Alguém que compara a ação da justiça portuguesa ao escrutinar a origem da sua riqueza com uma prisão arbitrária de um ativista político que discorda da forma como o seu país é governado, só pode padecer de um terrível problema em perceber a realidade em que está inserido – e a sua própria circunstância. Já para não dizer que é um insulto a todos os que têm de lutar um pouco por todo o mundo pelos seus direitos cívicos e pela construção de uma verdadeira democracia que respeite as liberdades e garantias dos seus cidadãos. José Sócrates nunca teve de lutar pela sua liberdade política – está a lutar, sim, pela sua inocência num processo penal justo e democrático.
2. José Sócrates quis retratar-se com uma vítima de um quase Estado totalitário, recorrendo a vários exemplos judiciais para tentar demonstrar que a Justiça em Portugal não é democrática.
Nada de mais errado. O processo penal português é dos mais garantísticos a nível europeu e têm ocorrido reformas sucessivas nos últimos quinze anos que visaram a diminuição da prisão preventiva, a sua substituição por alternativas como a prisão domiciliaria com vigilância eletrónica, o acesso dos arguidos à prova durante os interrogatórios, o aumento das restrições do tipo de documentação a que a comunicação social pode ter acesso quando os autos são públicos em nome da privacidade dos arguidos, as restrições na divulgação de escutas telefónicas, etc.

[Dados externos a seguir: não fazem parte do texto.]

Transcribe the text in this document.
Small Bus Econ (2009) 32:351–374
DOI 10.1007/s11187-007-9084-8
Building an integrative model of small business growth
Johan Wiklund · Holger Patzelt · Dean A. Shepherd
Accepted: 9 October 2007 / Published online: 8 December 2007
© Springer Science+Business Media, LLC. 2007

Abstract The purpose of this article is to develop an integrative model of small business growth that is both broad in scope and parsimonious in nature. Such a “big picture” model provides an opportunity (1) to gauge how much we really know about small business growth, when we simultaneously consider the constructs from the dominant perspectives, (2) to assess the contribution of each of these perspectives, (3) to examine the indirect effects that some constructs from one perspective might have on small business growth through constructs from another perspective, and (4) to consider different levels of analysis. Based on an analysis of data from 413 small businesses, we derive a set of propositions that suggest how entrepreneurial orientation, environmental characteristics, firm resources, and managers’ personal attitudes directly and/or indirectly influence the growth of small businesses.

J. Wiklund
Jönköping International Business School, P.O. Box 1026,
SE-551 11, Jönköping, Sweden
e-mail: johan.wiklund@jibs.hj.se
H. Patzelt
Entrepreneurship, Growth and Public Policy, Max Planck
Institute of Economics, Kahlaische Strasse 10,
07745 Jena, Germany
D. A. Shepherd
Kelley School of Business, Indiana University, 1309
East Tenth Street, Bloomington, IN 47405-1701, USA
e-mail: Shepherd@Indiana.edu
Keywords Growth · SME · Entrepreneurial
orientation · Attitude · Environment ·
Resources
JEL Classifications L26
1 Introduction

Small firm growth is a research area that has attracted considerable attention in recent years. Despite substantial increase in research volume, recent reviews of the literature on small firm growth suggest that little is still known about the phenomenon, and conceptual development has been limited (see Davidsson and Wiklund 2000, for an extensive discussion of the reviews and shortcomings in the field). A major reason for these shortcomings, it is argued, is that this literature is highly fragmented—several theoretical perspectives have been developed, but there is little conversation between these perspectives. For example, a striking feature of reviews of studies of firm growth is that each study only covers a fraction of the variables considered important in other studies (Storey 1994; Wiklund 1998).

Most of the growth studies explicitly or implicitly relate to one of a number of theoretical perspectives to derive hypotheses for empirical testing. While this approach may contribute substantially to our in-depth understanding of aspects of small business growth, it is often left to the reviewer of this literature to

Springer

O que também não deve ser esquecido é a tentativa do governo de José Sócrates de criar um foro especial para titulares e ex-titulares de altos cargos políticos. Isto é, e caso essa legislação tivesse ido avante, José Sócrates só poderia ser investigado pela Relação ou pelo Supremo Tribunal de Justiça. Essa legislação não foi avante por causa da pressão do poder judicial e das críticas na Opinião Pública e na comunicação social – o tal poder oculto que quis sempre dominar, talvez para ser mais domesticável.
Já nessa altura, Sócrates não estava preocupado com o interesse público mas sim com o seu interesse particular de futuro ex-primeiro-ministro. Misturar estes dois interesses foi o que mais fez ontem.
Não, José Sócrates não está assim tão preocupado com o Estado da Justiça – se estivesse, podemos dizer que desaproveitou uma oportunidade de ouro durante seis anos para mudar o sistema judicial.
O que verdadeiramente o ex-líder socialista quis fazer ontem é outra coisa: atacar e responsabilizar os líderes do sistema judicial pelo desenrolar do seu processo.
Tal como os seus advogados estão entregar recursos hierárquicos junto da procuradora-geral da República, também José Sócrates quer ‘marcar’ Joana Marques Vidal para o futuro e responsabilizar Henriques Gaspar, presidente do Supremo Tribunal de Justiça, por tudo o que lhe aconteça. Em suma, José Sócrates quer destruir o sistema judicial que ousou investigá-lo.
José Sócrates é assim: nasceu para viver a guerra – e não para fomentar a paz.